EZH1 and EZH2 cogovern histone H3K27 trimethylation and are essential for hair follicle homeostasis and wound repair

The study investigated the roles of H3K27 methyltransferases Ezh2 and Ezh1 in mouse skin homeostasis by conditionally targeting these enzymes. It was found that the absence of both Ezh1 and Ezh2 led to the loss of H3K27me3, causing hair follicles to arrest morphogenesis and degenerate due to defective proliferation and increased apoptosis, while the epidermis showed hyperproliferation and survived.
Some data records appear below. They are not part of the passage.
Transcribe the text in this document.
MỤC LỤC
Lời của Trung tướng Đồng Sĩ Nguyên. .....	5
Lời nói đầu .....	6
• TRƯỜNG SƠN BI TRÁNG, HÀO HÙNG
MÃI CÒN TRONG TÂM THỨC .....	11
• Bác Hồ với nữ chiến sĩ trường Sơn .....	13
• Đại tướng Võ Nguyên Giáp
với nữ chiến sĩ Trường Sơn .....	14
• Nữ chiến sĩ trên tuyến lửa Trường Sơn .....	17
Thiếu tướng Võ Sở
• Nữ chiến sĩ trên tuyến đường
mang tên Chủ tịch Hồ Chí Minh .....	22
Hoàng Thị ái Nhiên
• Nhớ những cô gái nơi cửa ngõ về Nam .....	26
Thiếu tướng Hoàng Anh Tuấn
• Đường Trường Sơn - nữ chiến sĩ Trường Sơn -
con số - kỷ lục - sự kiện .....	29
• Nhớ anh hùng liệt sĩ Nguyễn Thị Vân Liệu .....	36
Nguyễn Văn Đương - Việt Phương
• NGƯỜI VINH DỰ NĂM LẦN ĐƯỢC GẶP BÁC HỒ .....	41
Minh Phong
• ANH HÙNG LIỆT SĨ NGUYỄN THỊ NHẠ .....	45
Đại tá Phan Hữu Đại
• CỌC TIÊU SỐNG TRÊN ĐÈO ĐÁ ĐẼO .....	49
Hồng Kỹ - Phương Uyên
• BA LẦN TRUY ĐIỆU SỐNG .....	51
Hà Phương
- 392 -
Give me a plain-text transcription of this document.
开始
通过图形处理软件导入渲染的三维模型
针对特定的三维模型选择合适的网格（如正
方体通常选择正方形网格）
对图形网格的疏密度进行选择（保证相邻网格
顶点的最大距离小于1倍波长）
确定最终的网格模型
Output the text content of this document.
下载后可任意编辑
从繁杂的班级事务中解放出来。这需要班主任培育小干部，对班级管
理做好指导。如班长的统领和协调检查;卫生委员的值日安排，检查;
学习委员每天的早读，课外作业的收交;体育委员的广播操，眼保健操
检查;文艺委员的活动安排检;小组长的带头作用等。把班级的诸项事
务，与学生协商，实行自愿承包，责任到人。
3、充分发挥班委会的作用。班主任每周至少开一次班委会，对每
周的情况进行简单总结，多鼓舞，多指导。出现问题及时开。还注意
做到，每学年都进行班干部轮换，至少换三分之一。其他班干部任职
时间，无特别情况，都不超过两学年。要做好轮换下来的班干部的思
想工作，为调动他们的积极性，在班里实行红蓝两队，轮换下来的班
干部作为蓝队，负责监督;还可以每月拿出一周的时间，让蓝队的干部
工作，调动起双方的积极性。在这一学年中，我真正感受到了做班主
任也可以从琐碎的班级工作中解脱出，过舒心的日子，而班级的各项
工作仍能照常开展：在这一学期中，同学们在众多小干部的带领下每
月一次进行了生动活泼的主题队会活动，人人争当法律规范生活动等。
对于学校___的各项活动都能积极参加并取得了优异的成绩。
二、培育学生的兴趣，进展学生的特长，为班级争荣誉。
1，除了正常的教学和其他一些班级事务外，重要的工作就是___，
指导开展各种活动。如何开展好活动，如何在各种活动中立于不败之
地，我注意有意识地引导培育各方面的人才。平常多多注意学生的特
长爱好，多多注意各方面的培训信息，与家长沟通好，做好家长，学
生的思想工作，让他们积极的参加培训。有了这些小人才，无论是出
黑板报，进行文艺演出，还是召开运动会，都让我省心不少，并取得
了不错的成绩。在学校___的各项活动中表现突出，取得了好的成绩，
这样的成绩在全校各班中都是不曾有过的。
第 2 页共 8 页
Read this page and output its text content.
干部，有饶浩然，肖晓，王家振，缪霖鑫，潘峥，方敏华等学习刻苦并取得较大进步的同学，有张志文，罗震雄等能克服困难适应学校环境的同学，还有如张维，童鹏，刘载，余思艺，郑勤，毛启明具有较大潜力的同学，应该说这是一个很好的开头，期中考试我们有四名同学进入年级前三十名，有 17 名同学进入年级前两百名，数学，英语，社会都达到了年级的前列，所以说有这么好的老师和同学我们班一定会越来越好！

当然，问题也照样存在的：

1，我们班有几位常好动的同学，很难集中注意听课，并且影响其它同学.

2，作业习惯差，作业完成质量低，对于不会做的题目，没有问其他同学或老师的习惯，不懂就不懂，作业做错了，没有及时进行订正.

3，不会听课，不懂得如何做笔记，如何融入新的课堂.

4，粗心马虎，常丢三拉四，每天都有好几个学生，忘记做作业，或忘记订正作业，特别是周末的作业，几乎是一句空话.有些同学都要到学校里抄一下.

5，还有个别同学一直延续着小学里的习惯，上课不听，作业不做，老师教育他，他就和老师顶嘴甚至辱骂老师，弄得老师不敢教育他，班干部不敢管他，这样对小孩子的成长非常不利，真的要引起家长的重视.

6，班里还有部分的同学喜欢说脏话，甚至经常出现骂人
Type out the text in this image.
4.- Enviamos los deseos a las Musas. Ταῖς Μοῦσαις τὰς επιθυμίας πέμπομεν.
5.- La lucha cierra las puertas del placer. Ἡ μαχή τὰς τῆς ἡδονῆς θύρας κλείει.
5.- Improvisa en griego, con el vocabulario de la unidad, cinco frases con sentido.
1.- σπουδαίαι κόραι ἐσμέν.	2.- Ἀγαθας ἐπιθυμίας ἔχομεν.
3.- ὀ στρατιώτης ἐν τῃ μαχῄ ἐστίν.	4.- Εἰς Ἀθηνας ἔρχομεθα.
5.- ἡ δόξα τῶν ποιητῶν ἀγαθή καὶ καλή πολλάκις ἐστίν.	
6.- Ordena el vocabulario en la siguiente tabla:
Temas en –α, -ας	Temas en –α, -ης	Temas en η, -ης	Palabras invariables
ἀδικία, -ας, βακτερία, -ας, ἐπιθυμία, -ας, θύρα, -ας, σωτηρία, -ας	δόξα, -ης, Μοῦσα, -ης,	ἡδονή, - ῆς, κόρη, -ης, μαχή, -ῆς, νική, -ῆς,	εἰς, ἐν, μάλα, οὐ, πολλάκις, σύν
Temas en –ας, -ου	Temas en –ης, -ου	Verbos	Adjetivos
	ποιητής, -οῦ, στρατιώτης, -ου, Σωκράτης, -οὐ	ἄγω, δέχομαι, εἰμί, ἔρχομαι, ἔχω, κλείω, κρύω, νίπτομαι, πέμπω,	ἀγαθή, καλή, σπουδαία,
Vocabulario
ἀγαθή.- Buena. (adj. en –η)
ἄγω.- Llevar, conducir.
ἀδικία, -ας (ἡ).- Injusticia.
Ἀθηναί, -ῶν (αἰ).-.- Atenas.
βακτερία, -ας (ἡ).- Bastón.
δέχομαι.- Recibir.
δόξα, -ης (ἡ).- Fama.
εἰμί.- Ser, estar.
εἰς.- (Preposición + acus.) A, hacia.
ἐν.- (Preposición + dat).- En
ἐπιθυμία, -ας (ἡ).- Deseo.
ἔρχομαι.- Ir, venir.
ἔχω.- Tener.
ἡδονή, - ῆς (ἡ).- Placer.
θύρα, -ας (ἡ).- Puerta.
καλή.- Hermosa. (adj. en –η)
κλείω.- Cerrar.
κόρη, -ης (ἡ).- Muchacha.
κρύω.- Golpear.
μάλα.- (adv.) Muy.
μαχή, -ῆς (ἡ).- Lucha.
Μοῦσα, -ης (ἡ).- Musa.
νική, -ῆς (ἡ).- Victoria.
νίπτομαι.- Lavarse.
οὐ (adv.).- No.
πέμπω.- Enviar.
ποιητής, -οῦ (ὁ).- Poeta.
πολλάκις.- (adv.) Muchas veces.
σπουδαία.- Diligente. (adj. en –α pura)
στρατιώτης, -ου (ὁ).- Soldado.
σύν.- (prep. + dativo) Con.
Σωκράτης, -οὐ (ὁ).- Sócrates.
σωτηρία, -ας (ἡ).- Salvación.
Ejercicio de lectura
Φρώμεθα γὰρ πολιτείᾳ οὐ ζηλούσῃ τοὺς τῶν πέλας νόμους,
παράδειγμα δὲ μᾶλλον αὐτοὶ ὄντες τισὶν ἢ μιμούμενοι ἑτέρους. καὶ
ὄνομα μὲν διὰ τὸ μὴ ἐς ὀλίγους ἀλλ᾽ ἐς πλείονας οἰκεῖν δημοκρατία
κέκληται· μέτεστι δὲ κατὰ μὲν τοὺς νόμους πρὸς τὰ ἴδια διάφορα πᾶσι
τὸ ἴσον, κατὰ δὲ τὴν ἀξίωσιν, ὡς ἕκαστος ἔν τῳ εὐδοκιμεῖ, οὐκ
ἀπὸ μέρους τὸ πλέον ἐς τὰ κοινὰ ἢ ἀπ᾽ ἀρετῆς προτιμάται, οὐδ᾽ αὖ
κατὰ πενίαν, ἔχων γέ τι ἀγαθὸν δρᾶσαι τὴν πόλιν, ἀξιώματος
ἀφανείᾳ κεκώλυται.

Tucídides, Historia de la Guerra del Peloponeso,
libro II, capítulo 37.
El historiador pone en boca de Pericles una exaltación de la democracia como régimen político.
Despite these differences, similar genes were up-regulated in both hair follicle and epidermal Ezh1/2-null progenitors, particularly nonskin lineage genes and the Ink4a/Inkb/Arf locus. The study highlighted that the full activation of Ink4a/Arf/Ink4b genes in hair follicle cells, but only partial activation in epidermal progenitors, was significant. Importantly, restoring proliferation and survival of Ezh1/2-null hair follicle progenitors in vitro was possible by targeting the Ink4b/Ink4a/Arf locus, underscoring its relevance to the observed phenotypes. This research provided new insights into Polycomb-dependent tissue control and the differential response of progenitors to the loss of H3K27me3.